The light is waning. The mountains are receding. Golden strands finger through the silver clouds. And still they come. Like a scene from Hitchcock’s, ‘The Birds’. But these birds are silent.

Sooty shearwaters. We count over 4000 individuals.

Such fecund wildlife is becoming every day parlance in these mysterious Chilean channels. Yet these shearwaters are the kings. They reside in the mighty albatross and petrel family. They are truly pelagic, spending months, even years at sea, only to return to their underground borrows to breed.

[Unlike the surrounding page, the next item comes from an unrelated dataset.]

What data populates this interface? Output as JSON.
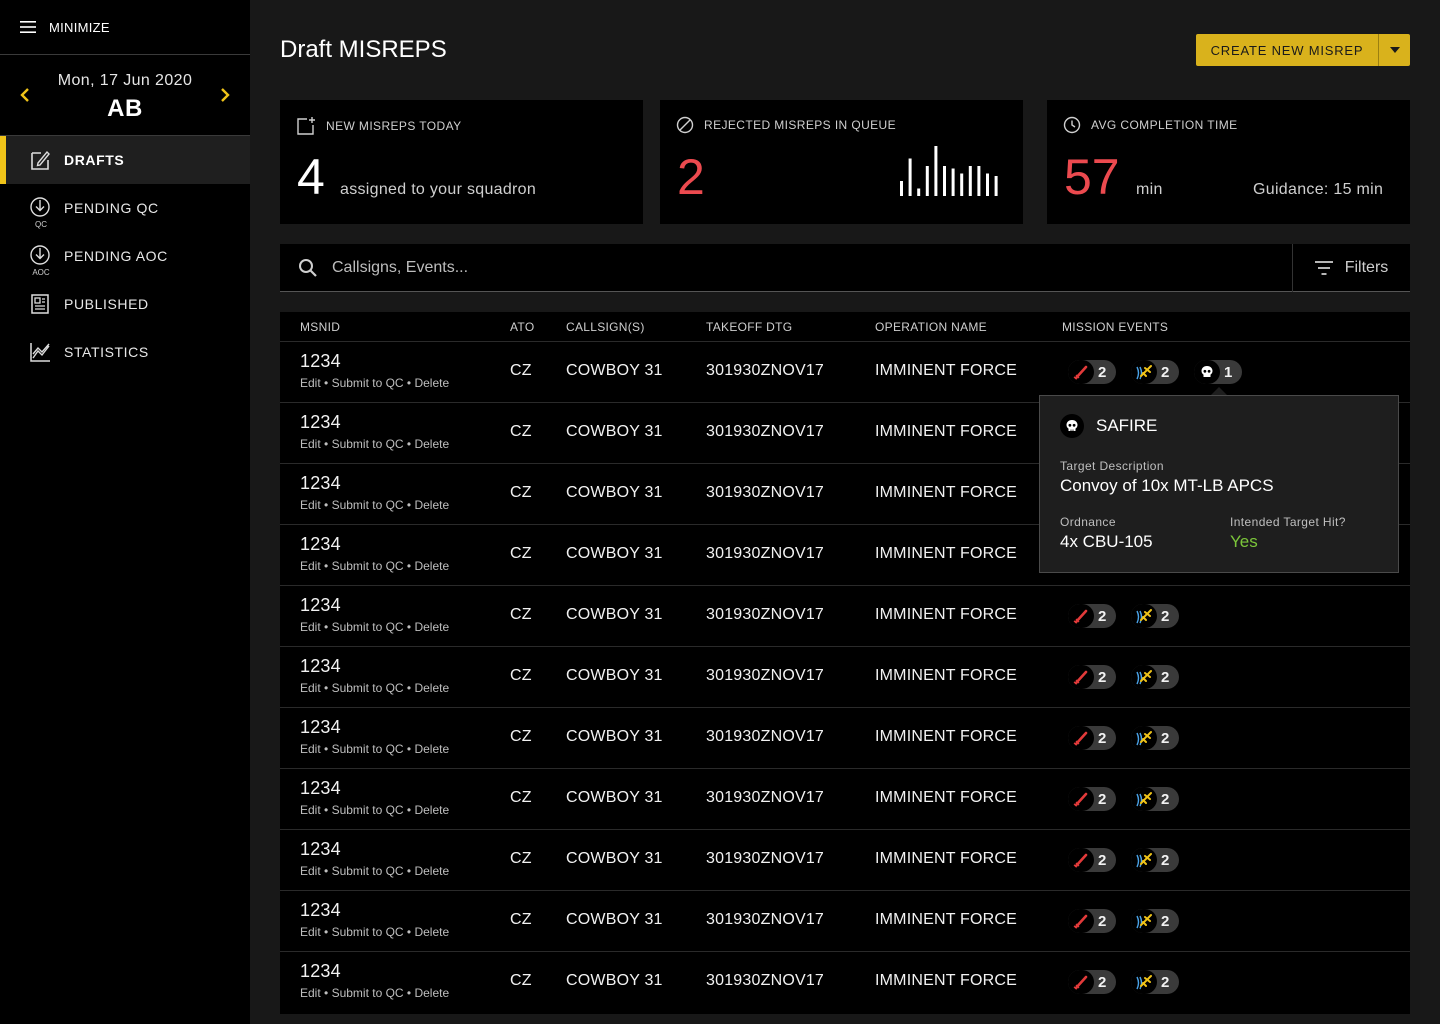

And here in Chile lies Isla Guafo, home to up to 4 000,000 breeding sooty shearwatersBirdlife Important Bird Area, IBA) thought to be one of the largest seabird colonies in the world.

Photo, Isla Magdalena, southern Chile

References:

Onley, D. and Scofield, P. 2007. Albatrosses, Petrels and Shearwaters of the world. Helm, London.

Clark, G. 1988. The Totorore Voyage. An Antarctic Adventure. Century Hutchinson, New Zealand.